The New York Times published a very revealing material about the views of a well-known US political analyst, who has now come to a very sad conclusion for Americans:
Everywhere he has gone as president of the Council on Foreign Relations, Richard N. Haass has been asked the same question: What keeps him up at night? He has had no shortage of options over the years — Russia, China, Iran, North Korea, climate change, international terrorism, food insecurity, the global pandemic.
But as he steps down after two decades running America’s most storied private organization focused on international affairs, Mr. Haass has come to a disturbing conclusion.
The most serious danger to the security of the world right now? The threat that costs him sleep? The United States itself. – “It’s us,” he said ruefully the other day.
That was never a thought this global strategist would have entertained until recently. But in his mind, the unraveling of the American political system means that for the first time in his life the internal threat has surpassed the external threat. Instead of being the most reliable anchor in a volatile world, Mr. Haass said, the United States has become the most profound source of instability and an uncertain exemplar of democracy.
“Our domestic political situation is not only one that others don’t want to emulate,” he said in an interview ahead of his last day at the Council on Foreign Relations on Friday. “But I also think that it’s introduced a degree of unpredictability and a lack of reliability that’s really poisonous. For America’s ability to function successfully in the world, I mean, it makes it very hard for our friends to depend on us.”
The challenges at home have prompted a man who has spent his entire career as a policymaker and student of world affairs to turn his attention inward. Mr. Haass recently published a book called “The Bill of Obligations: The Ten Habits of Good Citizens,” outlining ways Americans can help heal their own society.
“My own trajectory has changed,” he observed during a pair of interviews summing up two decades at the council. “This new book is not something I would have predicted writing five or 10 years ago, but I actually think it’s almost a recasting of American democracy. Now it’s become a national security concern. And that’s different.”
By dint of position as well as temperament, Mr. Haass, 71, is a member in good standing of the establishment that has fallen into disfavor in the era of Donald J. Trump, a voice of the largely bipartisan “realist” consensus that for better or worse defined America’s place in the world for most of the three-quarters of a century since World War II.

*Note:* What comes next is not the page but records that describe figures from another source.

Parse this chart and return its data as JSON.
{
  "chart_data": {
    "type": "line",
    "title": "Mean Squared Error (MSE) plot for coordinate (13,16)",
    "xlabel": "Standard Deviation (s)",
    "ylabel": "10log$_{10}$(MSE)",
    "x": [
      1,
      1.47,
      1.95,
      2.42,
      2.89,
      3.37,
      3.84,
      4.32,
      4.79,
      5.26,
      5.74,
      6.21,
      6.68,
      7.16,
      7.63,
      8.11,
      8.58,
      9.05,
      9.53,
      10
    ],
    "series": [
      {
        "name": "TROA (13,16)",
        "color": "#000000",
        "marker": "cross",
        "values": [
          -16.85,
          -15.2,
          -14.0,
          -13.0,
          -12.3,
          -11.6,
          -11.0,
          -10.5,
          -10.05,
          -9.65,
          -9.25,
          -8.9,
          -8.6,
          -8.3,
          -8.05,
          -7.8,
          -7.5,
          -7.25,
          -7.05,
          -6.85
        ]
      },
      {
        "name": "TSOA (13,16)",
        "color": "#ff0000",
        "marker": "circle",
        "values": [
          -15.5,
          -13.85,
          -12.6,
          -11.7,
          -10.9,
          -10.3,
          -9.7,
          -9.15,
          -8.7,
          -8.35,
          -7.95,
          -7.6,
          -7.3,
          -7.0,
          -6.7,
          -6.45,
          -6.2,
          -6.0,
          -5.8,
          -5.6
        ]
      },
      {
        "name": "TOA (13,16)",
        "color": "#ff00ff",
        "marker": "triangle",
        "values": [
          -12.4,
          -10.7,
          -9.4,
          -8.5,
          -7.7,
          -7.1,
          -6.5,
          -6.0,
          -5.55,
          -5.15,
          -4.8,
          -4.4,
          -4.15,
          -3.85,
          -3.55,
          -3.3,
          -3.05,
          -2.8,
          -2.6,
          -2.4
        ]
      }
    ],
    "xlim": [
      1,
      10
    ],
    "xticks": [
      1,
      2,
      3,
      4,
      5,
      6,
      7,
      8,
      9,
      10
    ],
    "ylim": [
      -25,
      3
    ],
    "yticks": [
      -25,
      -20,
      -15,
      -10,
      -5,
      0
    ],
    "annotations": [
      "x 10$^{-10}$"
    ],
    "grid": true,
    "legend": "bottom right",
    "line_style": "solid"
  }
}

A veteran of four administrations, one Democrat and three Republican, Mr. Haass has nonetheless transcended the insular world of think tank policy wonks through regular appearances on MSNBC’s “Morning Joe,” where in measured but unmistakable terms he has lamented the political polarization and excesses of recent years and tried to make sense of it all.
Over the past century, America has experienced other periods of division and discord — Jim Crow, McCarthyism, Vietnam, civil rights, Watergate. The assassinations and riots and war of 1968 often come to mind as a singularly miserable year in the life of the nation. But Mr. Haass sees this moment as even worse. “These were not threats to the system, the fabric,” he said. “That’s why I think this is more significant.”
After exploring other countries for most of the past half-century, Mr. Haass is ready to explore his own. Putting his foreign policy hat aside for now, he said he wants to expand the message from his book and help refocus the country on the core values embodied in the Declaration of Independence as the 250th anniversary of the document approaches three years from now.